After a couple of weeks, I visited Ibrahim at his home. Sania told me that she used to be a seamstress and would love to be able to work again so she could give Ibrahim a better future. She lived in a tiny hut very close to a primary school – so she decided that perhaps making school uniforms would be a successful business. I bought her a sewing machine and some material with the hope that she could earn a living and create a better future for herself and Ibrahim.
Sania exceeded all my expectations – she now has a thriving business and has earned enough money to extend her home and build a water tap. Ibrahim is a healthy and happy toddler. Sania went to Social Welfare for help to save Ibrahim’s life – but she didn’t need him placed in an orphanage. She simply needed some practical help to dig her family out of poverty and to become empowered to lead an independent life. Society’s answer had been to take her baby away and ‘make him into an orphan’. This should never be the ‘norm’. Family preservation is so essential. There is so much research to show the negative impacts of children growing up in orphanages; and the positive impacts of being raised with healthy attachments in a family.
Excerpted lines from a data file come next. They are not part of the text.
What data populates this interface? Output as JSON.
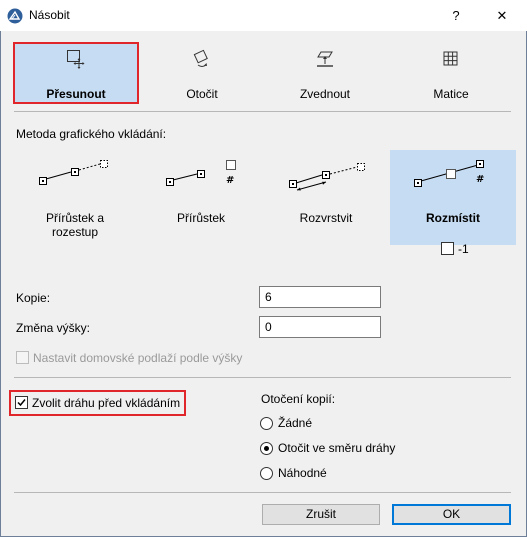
{
  "window": {
    "title": "Násobit",
    "help_label": "?",
    "close_label": "✕"
  },
  "tabs": [
    {
      "label": "Přesunout",
      "icon": "move-icon",
      "selected": true
    },
    {
      "label": "Otočit",
      "icon": "rotate-icon",
      "selected": false
    },
    {
      "label": "Zvednout",
      "icon": "elevate-icon",
      "selected": false
    },
    {
      "label": "Matice",
      "icon": "matrix-icon",
      "selected": false
    }
  ],
  "method": {
    "heading": "Metoda grafického vkládání:",
    "options": [
      {
        "label_line1": "Přírůstek a",
        "label_line2": "rozestup",
        "icon": "increment-spacing-icon",
        "selected": false
      },
      {
        "label_line1": "Přírůstek",
        "label_line2": "",
        "icon": "increment-icon",
        "selected": false
      },
      {
        "label_line1": "Rozvrstvit",
        "label_line2": "",
        "icon": "spread-icon",
        "selected": false
      },
      {
        "label_line1": "Rozmístit",
        "label_line2": "",
        "icon": "distribute-icon",
        "selected": true
      }
    ],
    "minus_one_label": "-1",
    "minus_one_checked": false
  },
  "fields": {
    "copies_label": "Kopie:",
    "copies_value": "6",
    "height_change_label": "Změna výšky:",
    "height_change_value": "0",
    "home_story_label": "Nastavit domovské podlaží podle výšky",
    "home_story_enabled": false
  },
  "path": {
    "label": "Zvolit dráhu před vkládáním",
    "checked": true
  },
  "rotation": {
    "heading": "Otočení kopií:",
    "options": [
      {
        "label": "Žádné",
        "selected": false
      },
      {
        "label": "Otočit ve směru dráhy",
        "selected": true
      },
      {
        "label": "Náhodné",
        "selected": false
      }
    ]
  },
  "buttons": {
    "cancel_label": "Zrušit",
    "ok_label": "OK"
  },
  "colors": {
    "selection": "#c6dcf2",
    "highlight_border": "#e0262b",
    "default_button_border": "#0078d7"
  }
}
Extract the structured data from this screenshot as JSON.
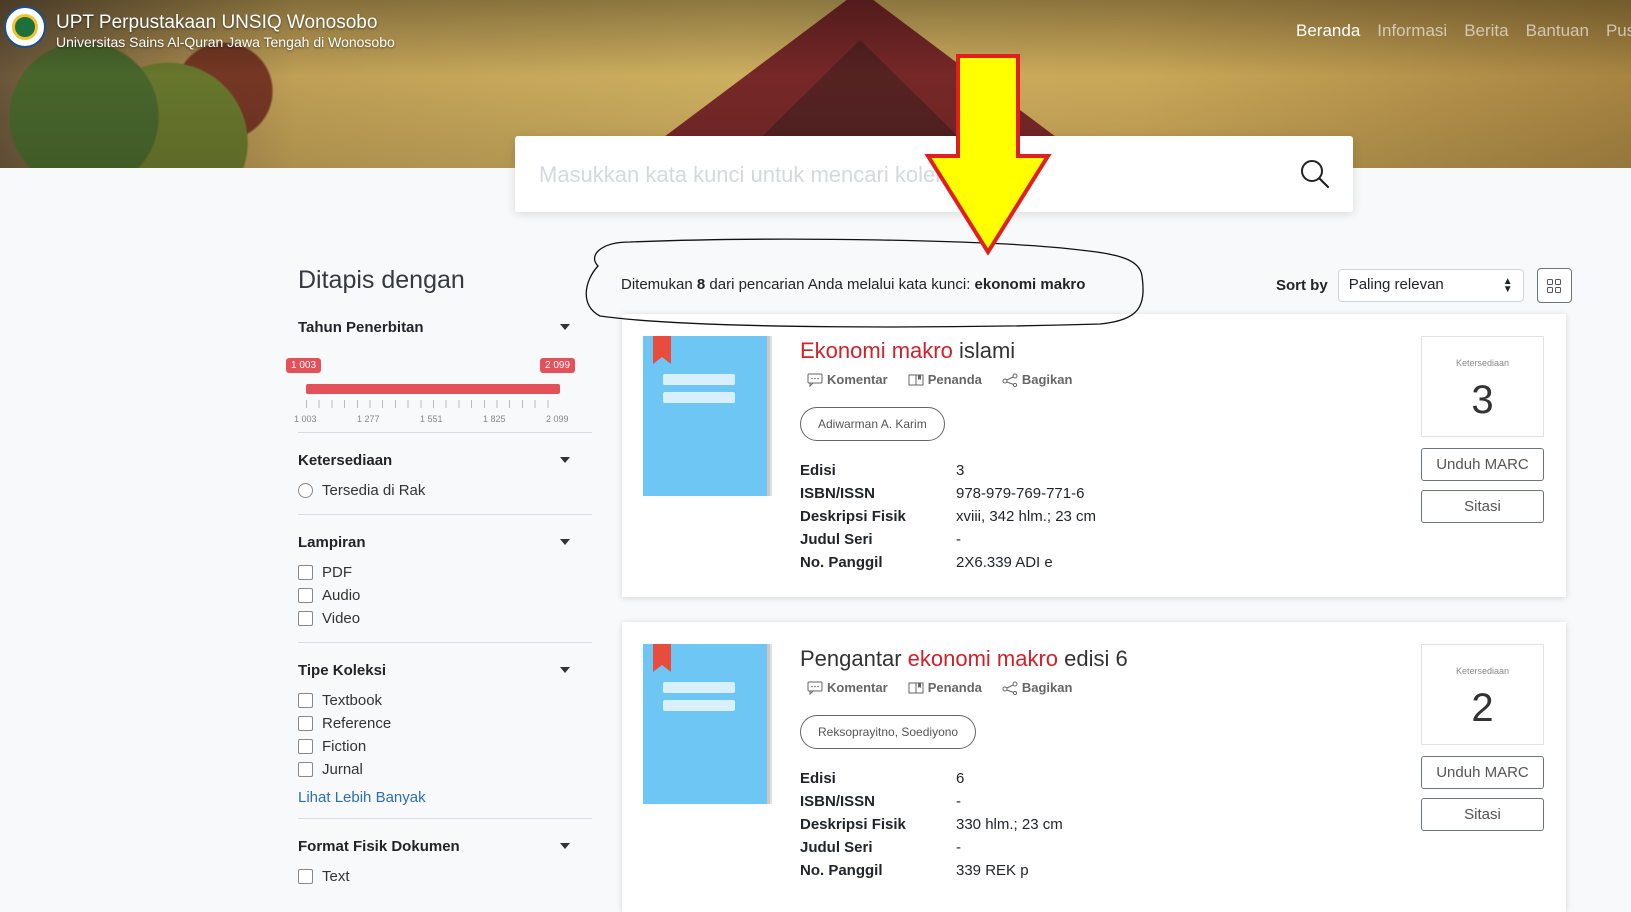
{
  "header": {
    "title": "UPT Perpustakaan UNSIQ Wonosobo",
    "subtitle": "Universitas Sains Al-Quran Jawa Tengah di Wonosobo",
    "nav": [
      "Beranda",
      "Informasi",
      "Berita",
      "Bantuan",
      "Pus"
    ]
  },
  "search": {
    "placeholder": "Masukkan kata kunci untuk mencari koleksi"
  },
  "sidebar": {
    "title": "Ditapis dengan",
    "year": {
      "label": "Tahun Penerbitan",
      "min_badge": "1 003",
      "max_badge": "2 099",
      "min_value": 1003,
      "max_value": 2099,
      "ticks": [
        "1 003",
        "1 277",
        "1 551",
        "1 825",
        "2 099"
      ]
    },
    "availability": {
      "label": "Ketersediaan",
      "option": "Tersedia di Rak"
    },
    "attachment": {
      "label": "Lampiran",
      "options": [
        "PDF",
        "Audio",
        "Video"
      ]
    },
    "collection_type": {
      "label": "Tipe Koleksi",
      "options": [
        "Textbook",
        "Reference",
        "Fiction",
        "Jurnal"
      ],
      "more": "Lihat Lebih Banyak"
    },
    "physical_format": {
      "label": "Format Fisik Dokumen",
      "options": [
        "Text"
      ]
    }
  },
  "results": {
    "found_prefix": "Ditemukan ",
    "count": "8",
    "found_mid": " dari pencarian Anda melalui kata kunci: ",
    "keyword": "ekonomi makro",
    "sort_label": "Sort by",
    "sort_value": "Paling relevan",
    "action_labels": {
      "comment": "Komentar",
      "bookmark": "Penanda",
      "share": "Bagikan"
    },
    "avail_caption": "Ketersediaan",
    "meta_labels": {
      "edition": "Edisi",
      "isbn": "ISBN/ISSN",
      "physical": "Deskripsi Fisik",
      "series": "Judul Seri",
      "call": "No. Panggil"
    },
    "button_marc": "Unduh MARC",
    "button_cite": "Sitasi",
    "items": [
      {
        "title_pre": "",
        "title_hl": "Ekonomi makro",
        "title_post": " islami",
        "author": "Adiwarman A. Karim",
        "edition": "3",
        "isbn": "978-979-769-771-6",
        "physical": "xviii, 342 hlm.; 23 cm",
        "series": "-",
        "call": "2X6.339 ADI e",
        "availability": "3"
      },
      {
        "title_pre": "Pengantar ",
        "title_hl": "ekonomi makro",
        "title_post": " edisi 6",
        "author": "Reksoprayitno, Soediyono",
        "edition": "6",
        "isbn": "-",
        "physical": "330 hlm.; 23 cm",
        "series": "-",
        "call": "339 REK p",
        "availability": "2"
      }
    ]
  },
  "colors": {
    "accent": "#d0212b",
    "range": "#e4515a",
    "arrow_fill": "#ffff00",
    "arrow_stroke": "#e02020",
    "link": "#2a6fb5"
  }
}
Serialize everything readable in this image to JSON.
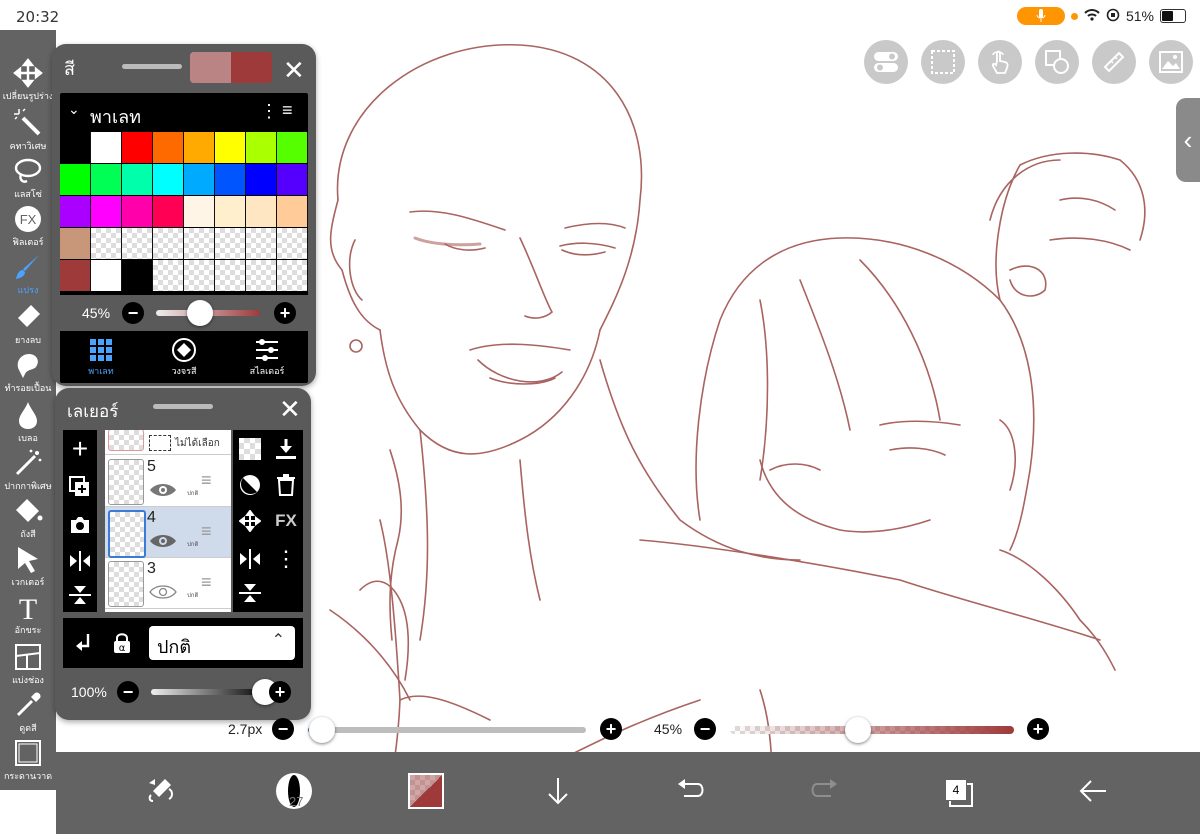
{
  "status": {
    "time": "20:32",
    "battery": "51%",
    "battery_level": 0.51
  },
  "left_toolbar": {
    "tools": [
      {
        "label": "เปลี่ยนรูปร่าง",
        "icon": "move-icon"
      },
      {
        "label": "คทาวิเศษ",
        "icon": "magic-wand-icon"
      },
      {
        "label": "แลสโซ่",
        "icon": "lasso-icon"
      },
      {
        "label": "ฟิลเตอร์",
        "icon": "fx-icon"
      },
      {
        "label": "แปรง",
        "icon": "brush-icon",
        "active": true
      },
      {
        "label": "ยางลบ",
        "icon": "eraser-icon"
      },
      {
        "label": "ทำรอยเปื้อน",
        "icon": "smudge-icon"
      },
      {
        "label": "เบลอ",
        "icon": "blur-icon"
      },
      {
        "label": "ปากกาพิเศษ",
        "icon": "special-pen-icon"
      },
      {
        "label": "ถังสี",
        "icon": "bucket-icon"
      },
      {
        "label": "เวกเตอร์",
        "icon": "vector-icon"
      },
      {
        "label": "อักขระ",
        "icon": "text-icon"
      },
      {
        "label": "แบ่งช่อง",
        "icon": "frame-divider-icon"
      },
      {
        "label": "ดูดสี",
        "icon": "eyedropper-icon"
      },
      {
        "label": "กระดานวาด",
        "icon": "canvas-icon"
      }
    ]
  },
  "color_panel": {
    "title": "สี",
    "palette_title": "พาเลท",
    "opacity_label": "45%",
    "opacity_value": 0.45,
    "swatch_rows": [
      [
        "#000000",
        "#ffffff",
        "#ff0000",
        "#ff6a00",
        "#ffaa00",
        "#ffff00",
        "#aaff00",
        "#55ff00"
      ],
      [
        "#00ff00",
        "#00ff55",
        "#00ffaa",
        "#00ffff",
        "#00aaff",
        "#0055ff",
        "#0000ff",
        "#5500ff"
      ],
      [
        "#aa00ff",
        "#ff00ff",
        "#ff00aa",
        "#ff0055",
        "#fff5e6",
        "#ffefcc",
        "#ffe6c2",
        "#ffcc99"
      ],
      [
        "#c8977a",
        "checker",
        "checker",
        "checker",
        "checker",
        "checker",
        "checker",
        "checker"
      ],
      [
        "#9e3a3a",
        "#ffffff",
        "#000000",
        "checker",
        "checker",
        "checker",
        "checker",
        "checker"
      ]
    ],
    "tabs": [
      {
        "label": "พาเลท",
        "icon": "palette-grid-icon",
        "active": true
      },
      {
        "label": "วงจรสี",
        "icon": "color-wheel-icon"
      },
      {
        "label": "สไลเดอร์",
        "icon": "sliders-icon"
      }
    ]
  },
  "layer_panel": {
    "title": "เลเยอร์",
    "selection_label": "ไม่ได้เลือก",
    "layers": [
      {
        "number": "5",
        "mode": "ปกติ",
        "selected": false
      },
      {
        "number": "4",
        "mode": "ปกติ",
        "selected": true
      },
      {
        "number": "3",
        "mode": "ปกติ",
        "selected": false
      }
    ],
    "blend_mode": "ปกติ",
    "opacity_label": "100%",
    "opacity_value": 1.0,
    "fx_label": "FX"
  },
  "brush": {
    "size_label": "2.7px",
    "opacity_label": "45%",
    "size_value": 0.05,
    "opacity_value": 0.45
  },
  "bottom_bar": {
    "brush_size_label": "27",
    "layer_count": "4",
    "color": "#9e3a3a"
  },
  "colors": {
    "accent": "#4aa3ff",
    "toolbar": "#636363",
    "sketch": "#a0534f"
  }
}
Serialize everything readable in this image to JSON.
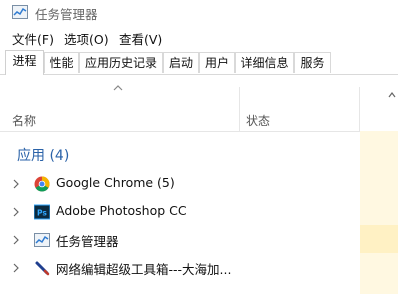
{
  "window": {
    "title": "任务管理器"
  },
  "menu": [
    {
      "label": "文件(F)"
    },
    {
      "label": "选项(O)"
    },
    {
      "label": "查看(V)"
    }
  ],
  "tabs": [
    {
      "label": "进程",
      "active": true
    },
    {
      "label": "性能"
    },
    {
      "label": "应用历史记录"
    },
    {
      "label": "启动"
    },
    {
      "label": "用户"
    },
    {
      "label": "详细信息"
    },
    {
      "label": "服务"
    }
  ],
  "columns": {
    "name": "名称",
    "status": "状态"
  },
  "group": {
    "title": "应用 (4)"
  },
  "processes": [
    {
      "name": "Google Chrome (5)",
      "icon": "chrome-icon"
    },
    {
      "name": "Adobe Photoshop CC",
      "icon": "photoshop-icon"
    },
    {
      "name": "任务管理器",
      "icon": "task-manager-icon"
    },
    {
      "name": "网络编辑超级工具箱---大海加...",
      "icon": "pen-tool-icon"
    }
  ],
  "colors": {
    "accent": "#2a62a8",
    "cpu_heat_light": "#fff8e1",
    "cpu_heat_mid": "#fff1c4"
  }
}
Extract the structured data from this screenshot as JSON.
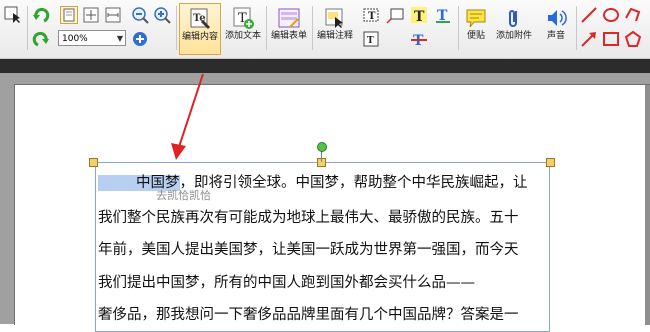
{
  "toolbar": {
    "zoom_value": "100%",
    "buttons": [
      {
        "label": "编辑内容",
        "icon": "edit-content-icon",
        "active": true
      },
      {
        "label": "添加文本",
        "icon": "add-text-icon"
      },
      {
        "label": "编辑表单",
        "icon": "edit-form-icon"
      },
      {
        "label": "编辑注释",
        "icon": "edit-annotation-icon"
      },
      {
        "label": "便贴",
        "icon": "sticky-note-icon"
      },
      {
        "label": "添加附件",
        "icon": "attachment-icon"
      },
      {
        "label": "声音",
        "icon": "sound-icon"
      }
    ],
    "colors": {
      "accent": "#e8b94a",
      "text_tool": "#2a6ad8",
      "shape_tool": "#d82a2a"
    }
  },
  "document": {
    "highlighted": "中国梦",
    "lines": [
      "，即将引领全球。中国梦，帮助整个中华民族崛起，让",
      "我们整个民族再次有可能成为地球上最伟大、最骄傲的民族。五十",
      "年前，美国人提出美国梦，让美国一跃成为世界第一强国，而今天",
      "我们提出中国梦，所有的中国人跑到国外都会买什么品——",
      "奢侈品，那我想问一下奢侈品品牌里面有几个中国品牌？答案是一"
    ],
    "ghost_text": "去凯恰凯恰"
  }
}
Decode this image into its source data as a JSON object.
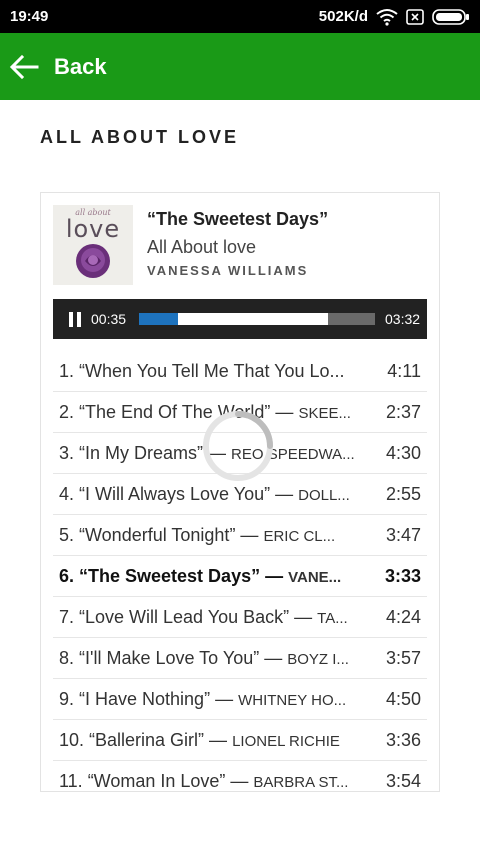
{
  "status_bar": {
    "time": "19:49",
    "network_speed": "502K/d",
    "icons": [
      "wifi-icon",
      "sim-icon",
      "battery-icon"
    ]
  },
  "app_bar": {
    "back_label": "Back",
    "color": "#1a9a17",
    "back_icon": "arrow-left-icon"
  },
  "page": {
    "title": "ALL ABOUT LOVE"
  },
  "now_playing": {
    "cover": {
      "small_text": "all about",
      "big_text": "love"
    },
    "title": "“The Sweetest Days”",
    "album": "All About love",
    "artist": "VANESSA WILLIAMS"
  },
  "player": {
    "state": "playing",
    "current_time": "00:35",
    "duration": "03:32",
    "progress_fraction": 0.165,
    "buffered_fraction": 0.8,
    "progress_color": "#1e73be"
  },
  "playlist": [
    {
      "name": "1. “When You Tell Me That You Lo...",
      "artist": "",
      "duration": "4:11",
      "active": false
    },
    {
      "name": "2. “The End Of The World” — ",
      "artist": "SKEE...",
      "duration": "2:37",
      "active": false
    },
    {
      "name": "3. “In My Dreams” — ",
      "artist": "REO SPEEDWA...",
      "duration": "4:30",
      "active": false
    },
    {
      "name": "4. “I Will Always Love You” — ",
      "artist": "DOLL...",
      "duration": "2:55",
      "active": false
    },
    {
      "name": "5. “Wonderful Tonight” — ",
      "artist": "ERIC CL...",
      "duration": "3:47",
      "active": false
    },
    {
      "name": "6. “The Sweetest Days” — ",
      "artist": "VANE...",
      "duration": "3:33",
      "active": true
    },
    {
      "name": "7. “Love Will Lead You Back” — ",
      "artist": "TA...",
      "duration": "4:24",
      "active": false
    },
    {
      "name": "8. “I'll Make Love To You” — ",
      "artist": "BOYZ I...",
      "duration": "3:57",
      "active": false
    },
    {
      "name": "9. “I Have Nothing” — ",
      "artist": "WHITNEY HO...",
      "duration": "4:50",
      "active": false
    },
    {
      "name": "10. “Ballerina Girl” — ",
      "artist": "LIONEL RICHIE",
      "duration": "3:36",
      "active": false
    },
    {
      "name": "11. “Woman In Love” — ",
      "artist": "BARBRA ST...",
      "duration": "3:54",
      "active": false
    }
  ]
}
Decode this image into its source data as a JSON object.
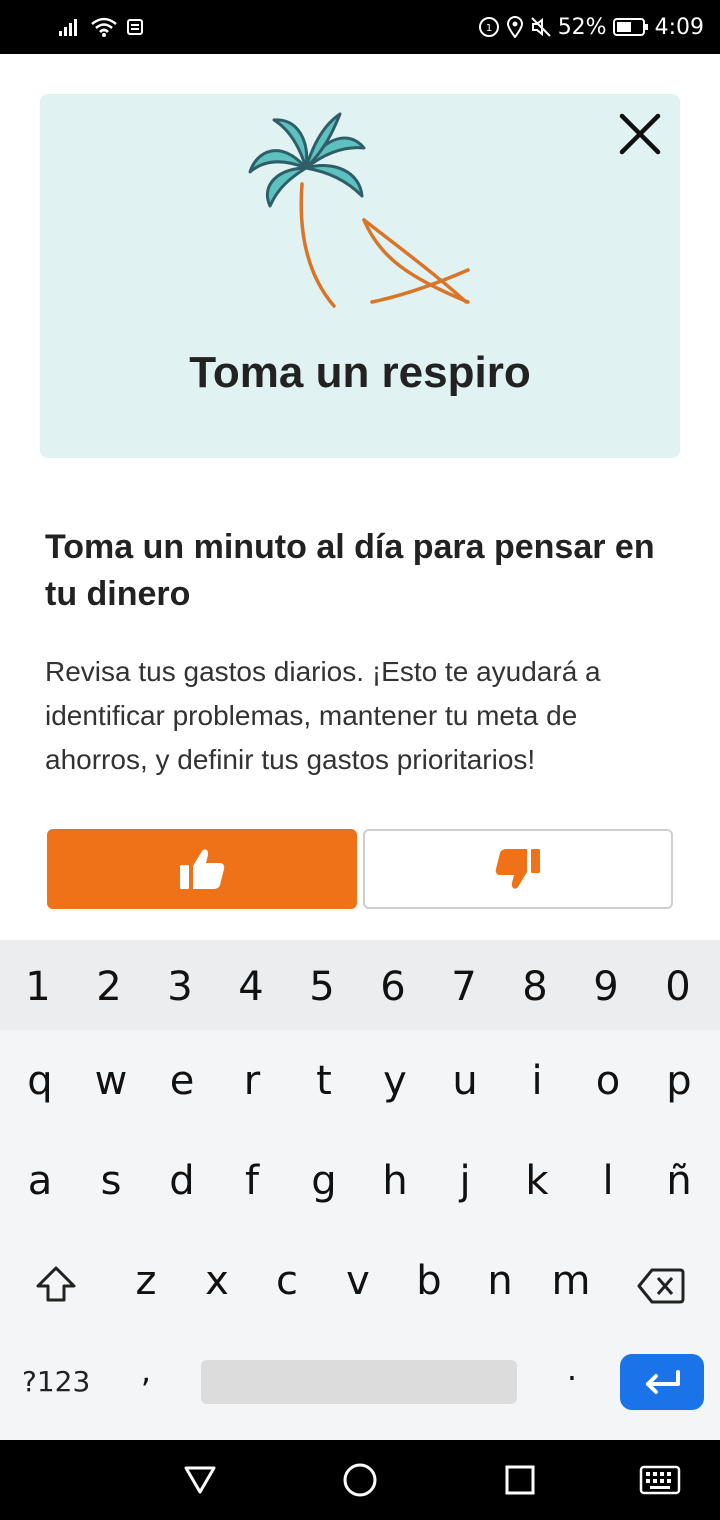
{
  "status_bar": {
    "battery": "52%",
    "time": "4:09"
  },
  "card": {
    "title": "Toma un respiro",
    "background": "#e0f2f1"
  },
  "content": {
    "headline": "Toma un minuto al día para pensar en tu dinero",
    "body": "Revisa tus gastos diarios. ¡Esto te ayudará a identificar problemas, mantener tu meta de ahorros, y definir tus gastos prioritarios!"
  },
  "feedback": {
    "accent": "#ef7218",
    "like_icon": "thumbs-up-icon",
    "dislike_icon": "thumbs-down-icon"
  },
  "keyboard": {
    "numbers": [
      "1",
      "2",
      "3",
      "4",
      "5",
      "6",
      "7",
      "8",
      "9",
      "0"
    ],
    "row1": [
      "q",
      "w",
      "e",
      "r",
      "t",
      "y",
      "u",
      "i",
      "o",
      "p"
    ],
    "row2": [
      "a",
      "s",
      "d",
      "f",
      "g",
      "h",
      "j",
      "k",
      "l",
      "ñ"
    ],
    "row3": [
      "z",
      "x",
      "c",
      "v",
      "b",
      "n",
      "m"
    ],
    "symbols_label": "?123",
    "comma": ",",
    "period": ".",
    "enter_color": "#1a73e8"
  }
}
Don’t get me wrong, for some children, a temporary safe-haven is a necessity and can be lifesaving. Our Baby Home, Forever Angels still exists and will probably continue to for the foreseeable future – but the number of babies we care for has more than halved. Because of Ibrahim and Sania – our community program, Maisha Matters, supports hundreds of babies in their own homes, providing nutrition, weekly education workshops and business creation. This answer to the orphan crisis makes lasting change, not just for the baby in need – but for the entire family.
Orphanages should always be a last resort for children. I am proud to tell people that Forever Angels is an orphanage which does not believe in orphanages. I believe in family. I believe that whenever possible, children should be raised in a loving family and I do everything in my power, through Forever Angels, to allow that to happen. Ibrahim and Sania are perfect examples of why.